U.S. shale remains wounded but not dead, and will add to the non-OPEC barrel count. Furthermore, an incoming Joe Biden administration in the U.S. might prove instrumental in triggering a modest increment in Iranian barrels on the market.
Based on the said supply-demand dynamic as I perceive it to be for 2021, the oil price is likely to average $55 using Brent as a benchmark. While it’s a level that might disappoint some within OPEC’s ranks, for many international oil companies (IOCs), it’ll do just fine. It also carries good potential for a reversal in oil and gas share prices, for despite the ceaseless din about the age of oil being over; it isn’t going to be over in the next 12 months.
On my sampling average of major oil and gas stocks, 2020 valuations fell by an average of ~35% if you include the fortunes of Saudi Aramco (TADAWUL:2222) whose stock price actually rose by 9.55% to SAR35 ($9.32) over the course of the last 12 months. However, I don’t consider the company, which only has a minuscule 1.5% publicly-listed on a domestic exchange, to be an accurate barometer of energy stock prices and market direction.

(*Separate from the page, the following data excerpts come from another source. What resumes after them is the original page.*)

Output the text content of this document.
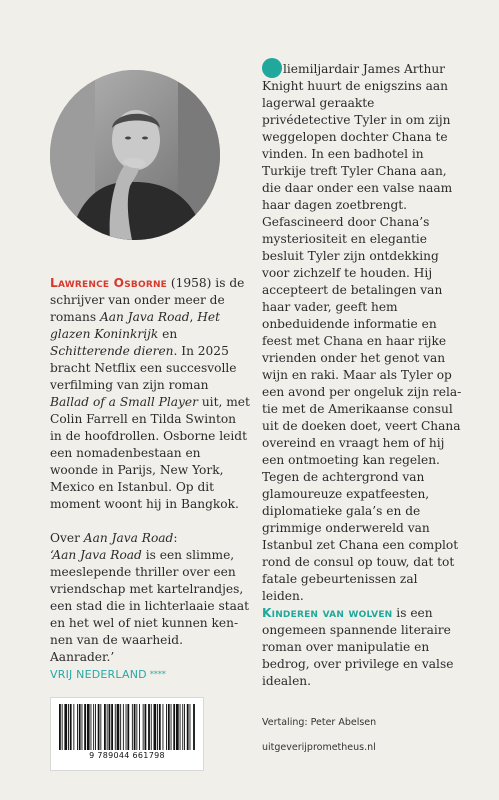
Lawrence Osborne (1958) is de schrijver van onder meer de romans Aan Java Road, Het glazen Koninkrijk en Schitterende dieren. In 2025 bracht Netflix een succesvolle verfilming van zijn roman Ballad of a Small Player uit, met Colin Farrell en Tilda Swinton in de hoofdrollen. Osborne leidt een nomadenbestaan en woonde in Parijs, New York, Mexico en Istanbul. Op dit moment woont hij in Bangkok.

Over Aan Java Road:

‘Aan Java Road is een slimme, meeslepende thriller over een vriendschap met kartelrandjes, een stad die in lichterlaaie staat en het wel of niet kunnen kennen van de waarheid. Aanrader.’

VRIJ NEDERLAND ****

liemiljardair James Arthur Knight huurt de enigszins aan lagerwal geraakte privédetective Tyler in om zijn weggelopen dochter Chana te vinden. In een badhotel in Turkije treft Tyler Chana aan, die daar onder een valse naam haar dagen zoetbrengt.

Gefascineerd door Chana’s mysteriositeit en elegantie besluit Tyler zijn ontdekking voor zichzelf te houden. Hij accepteert de betalingen van haar vader, geeft hem onbeduidende informatie en feest met Chana en haar rijke vrienden onder het genot van wijn en raki. Maar als Tyler op een avond per ongeluk zijn relatie met de Amerikaanse consul uit de doeken doet, veert Chana overeind en vraagt hem of hij een ontmoeting kan regelen.

Tegen de achtergrond van glamoureuze expatfeesten, diplomatieke gala’s en de grimmige onderwereld van Istanbul zet Chana een complot rond de consul op touw, dat tot fatale gebeurtenissen zal leiden.

Kinderen van wolven is een ongemeen spannende literaire roman over manipulatie en bedrog, over privilege en valse idealen.

Vertaling: Peter Abelsen
uitgeverijprometheus.nl
9 789044 661798
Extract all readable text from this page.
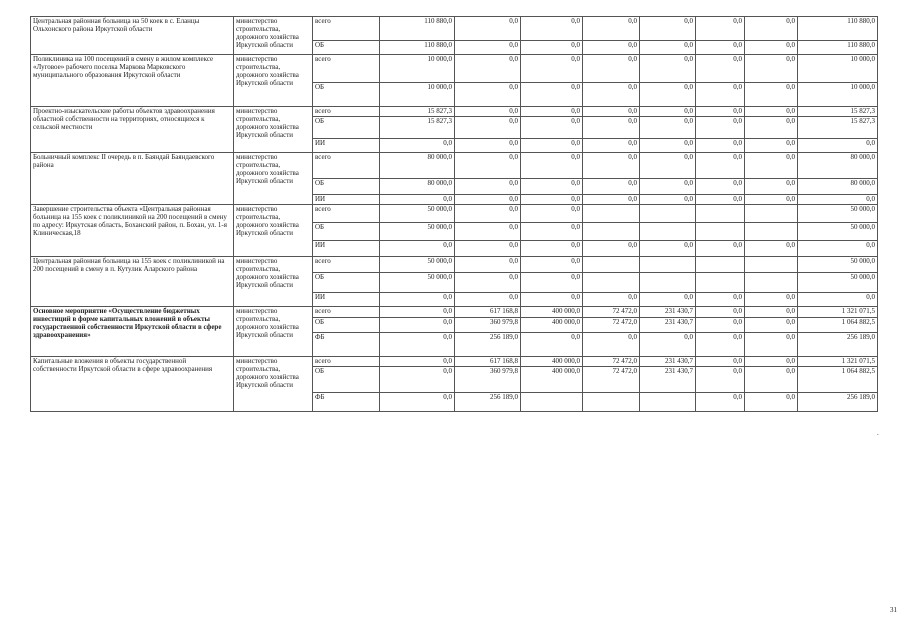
Центральная районная больница на 50 коек в с. Еланцы Ольхонского района Иркутской области	министерство строительства, дорожного хозяйства Иркутской области	всего	110 880,0	0,0	0,0	0,0	0,0	0,0	0,0	110 880,0
		ОБ	110 880,0	0,0	0,0	0,0	0,0	0,0	0,0	110 880,0
Поликлиника на 100 посещений в смену в жилом комплексе «Луговое» рабочего поселка Маркова Марковского муниципального образования Иркутской области	министерство строительства, дорожного хозяйства Иркутской области	всего	10 000,0	0,0	0,0	0,0	0,0	0,0	0,0	10 000,0
		ОБ	10 000,0	0,0	0,0	0,0	0,0	0,0	0,0	10 000,0
Проектно-изыскательские работы объектов здравоохранения областной собственности на территориях, относящихся к сельской местности	министерство строительства, дорожного хозяйства Иркутской области	всего	15 827,3	0,0	0,0	0,0	0,0	0,0	0,0	15 827,3
		ОБ	15 827,3	0,0	0,0	0,0	0,0	0,0	0,0	15 827,3
		ИИ	0,0	0,0	0,0	0,0	0,0	0,0	0,0	0,0
Больничный комплекс II очередь в п. Баяндай Баяндаевского района	министерство строительства, дорожного хозяйства Иркутской области	всего	80 000,0	0,0	0,0	0,0	0,0	0,0	0,0	80 000,0
		ОБ	80 000,0	0,0	0,0	0,0	0,0	0,0	0,0	80 000,0
		ИИ	0,0	0,0	0,0	0,0	0,0	0,0	0,0	0,0
Завершение строительства объекта «Центральная районная больница на 155 коек с поликлиникой на 200 посещений в смену по адресу: Иркутская область, Боханский район, п. Бохан, ул. 1-я Клиническая,18	министерство строительства, дорожного хозяйства Иркутской области	всего	50 000,0	0,0	0,0					50 000,0
		ОБ	50 000,0	0,0	0,0					50 000,0
		ИИ	0,0	0,0	0,0	0,0	0,0	0,0	0,0	0,0
Центральная районная больница на 155 коек с поликлиникой на 200 посещений в смену в п. Кутулик Аларского района	министерство строительства, дорожного хозяйства Иркутской области	всего	50 000,0	0,0	0,0					50 000,0
		ОБ	50 000,0	0,0	0,0					50 000,0
		ИИ	0,0	0,0	0,0	0,0	0,0	0,0	0,0	0,0
Основное мероприятие «Осуществление бюджетных инвестиций в форме капитальных вложений в объекты государственной собственности Иркутской области в сфере здравоохранения»	министерство строительства, дорожного хозяйства Иркутской области	всего	0,0	617 168,8	400 000,0	72 472,0	231 430,7	0,0	0,0	1 321 071,5
		ОБ	0,0	360 979,8	400 000,0	72 472,0	231 430,7	0,0	0,0	1 064 882,5
		ФБ	0,0	256 189,0	0,0	0,0	0,0	0,0	0,0	256 189,0
Капитальные вложения в объекты государственной собственности Иркутской области в сфере здравоохранения	министерство строительства, дорожного хозяйства Иркутской области	всего	0,0	617 168,8	400 000,0	72 472,0	231 430,7	0,0	0,0	1 321 071,5
		ОБ	0,0	360 979,8	400 000,0	72 472,0	231 430,7	0,0	0,0	1 064 882,5
		ФБ	0,0	256 189,0				0,0	0,0	256 189,0
.
31
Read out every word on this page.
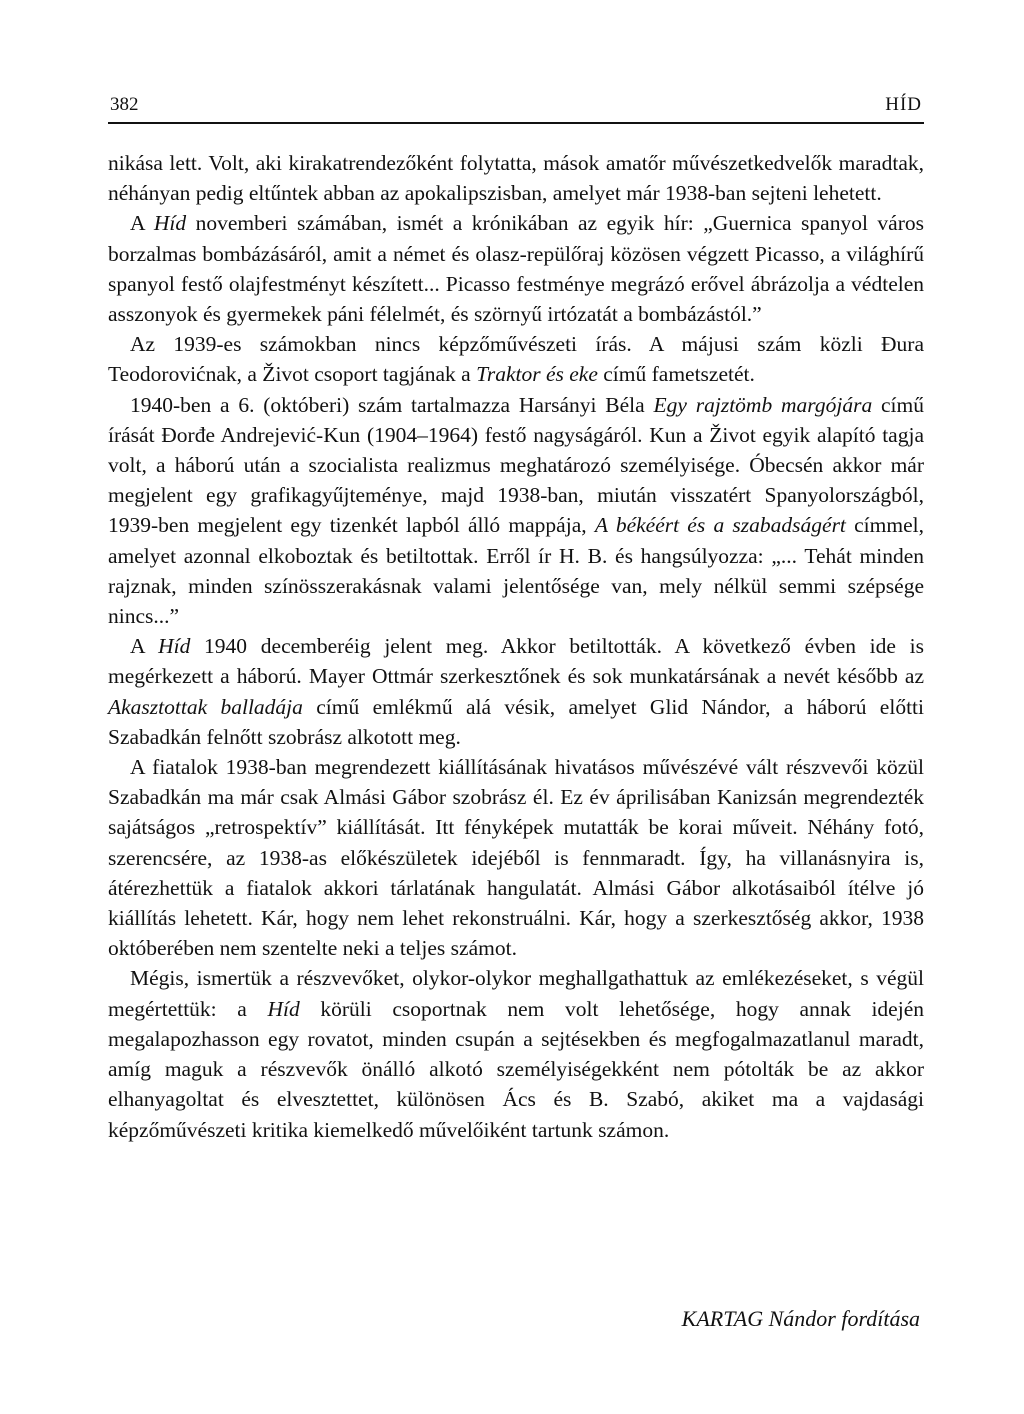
382	HÍD

nikása lett. Volt, aki kirakatrendezőként folytatta, mások amatőr művészetkedvelők maradtak, néhányan pedig eltűntek abban az apokalipszisban, amelyet már 1938-ban sejteni lehetett.

A Híd novemberi számában, ismét a krónikában az egyik hír: „Guernica spanyol város borzalmas bombázásáról, amit a német és olasz-repülőraj közösen végzett Picasso, a világhírű spanyol festő olajfestményt készített... Picasso festménye megrázó erővel ábrázolja a védtelen asszonyok és gyermekek páni félelmét, és szörnyű irtózatát a bombázástól.”

Az 1939-es számokban nincs képzőművészeti írás. A májusi szám közli Đura Teodorovićnak, a Život csoport tagjának a Traktor és eke című fametszetét.

1940-ben a 6. (októberi) szám tartalmazza Harsányi Béla Egy rajztömb margójára című írását Đorđe Andrejević-Kun (1904–1964) festő nagyságáról. Kun a Život egyik alapító tagja volt, a háború után a szocialista realizmus meghatározó személyisége. Óbecsén akkor már megjelent egy grafikagyűjteménye, majd 1938-ban, miután visszatért Spanyolországból, 1939-ben megjelent egy tizenkét lapból álló mappája, A békéért és a szabadságért címmel, amelyet azonnal elkoboztak és betiltottak. Erről ír H. B. és hangsúlyozza: „... Tehát minden rajznak, minden színösszerakásnak valami jelentősége van, mely nélkül semmi szépsége nincs...”

A Híd 1940 decemberéig jelent meg. Akkor betiltották. A következő évben ide is megérkezett a háború. Mayer Ottmár szerkesztőnek és sok munkatársának a nevét később az Akasztottak balladája című emlékmű alá vésik, amelyet Glid Nándor, a háború előtti Szabadkán felnőtt szobrász alkotott meg.

A fiatalok 1938-ban megrendezett kiállításának hivatásos művészévé vált részvevői közül Szabadkán ma már csak Almási Gábor szobrász él. Ez év áprilisában Kanizsán megrendezték sajátságos „retrospektív” kiállítását. Itt fényképek mutatták be korai műveit. Néhány fotó, szerencsére, az 1938-as előkészületek idejéből is fennmaradt. Így, ha villanásnyira is, átérezhettük a fiatalok akkori tárlatának hangulatát. Almási Gábor alkotásaiból ítélve jó kiállítás lehetett. Kár, hogy nem lehet rekonstruálni. Kár, hogy a szerkesztőség akkor, 1938 októberében nem szentelte neki a teljes számot.

Mégis, ismertük a részvevőket, olykor-olykor meghallgathattuk az emlékezéseket, s végül megértettük: a Híd körüli csoportnak nem volt lehetősége, hogy annak idején megalapozhasson egy rovatot, minden csupán a sejtésekben és megfogalmazatlanul maradt, amíg maguk a részvevők önálló alkotó személyiségekként nem pótolták be az akkor elhanyagoltat és elvesztettet, különösen Ács és B. Szabó, akiket ma a vajdasági képzőművészeti kritika kiemelkedő művelőiként tartunk számon.

KARTAG Nándor fordítása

Excluding Aramco, my sample sector stock valuation decline is closer to 39% – something that’s more reflective of a knee-jerk reaction to a Covid-19 downturn rather than a near-term alteration of energy market fundamentals courtesy of a rising focus on electrification and electric mobility powered by renewable energy.
Even if transportation and human mobility are unwisely deemed to be the only crude consumption benchmarks, an assumption that oil would be pulled out of the energy dynamic in the very near-term is daft. Hence, 2021 will likely see double-digit reversals in energy stock prices of as high as 15% or above over the next 12-months with a $55 Brent price; a recouping of nearly half of their lost value.
Not all will benefit equally. That’s largely down their own tepid holdings portfolio, barmy financial decisions, and lack of process optimization and internal transformation that pre-date the pandemic. This is epitomized by Occidental Petroleum (NYSE:OXY) which saw its value drop by 60% year-on-year to December 30, 2020 on the fallout from an ill-judged takeover of Anadarko Petroleum.
Bigger players such as market behemoth ExxonMobil XOM -0.9% (NYSE:XOM / down 41% y/y) and Royal Dutch Shell (LON:RDSB / down 44% y/y) have suffered as well on visible market perceptions, if not a failing, when it comes to corporate transformation and massive asset write-downs.
I’m not convinced Occidental is out of the woods yet, and while Exxon and Shell are likely to see a reversal in fortunes; such a reversal won’t be to the magnitude of some of their peers who appear to be more attractive investments.
These include – Chevron CVX -1% (NYSE:CVX / down 30% y/y) and BP (LON:BP / down 47%) – both of whom based on portfolio readjustments and operational optimization could post valuation upticks that are well above 15% by end-2021. They also appear to be pretty cheap, especially BP on current valuation heading into Q1 2021.
Second preference energy stocks among the bigger players ought to be ConocoPhillips COP -0.1% (NYSE:COP / down 39% y/y) and Total (FPA:FP / down 29%), which could post an appreciation in the 12-15% range. If midcaps appear more appealing, Hess Corp HES -1.8% (NYSE:HES / down 22% y/y) should be on your radar.
Additionally, indirect medium-term exposure via energy investment trusts, for example Blackrock Energy and Resources Income Investment Trust (LON:BERI), could be an option, and thorough examination of smallcap exploration and production opportunities. Overall, energy companies with lower break-evens and balanced portfolios banking on innovation and business transformation will be rewarded in 2021, not least by oil price levels that are likely to average higher than in 2020.
Point is that a recovery in oil and gas stock valuations would not be uniform in 2021, and some may not recover at all – but there will be holistic upticks across the sector to take advantage of.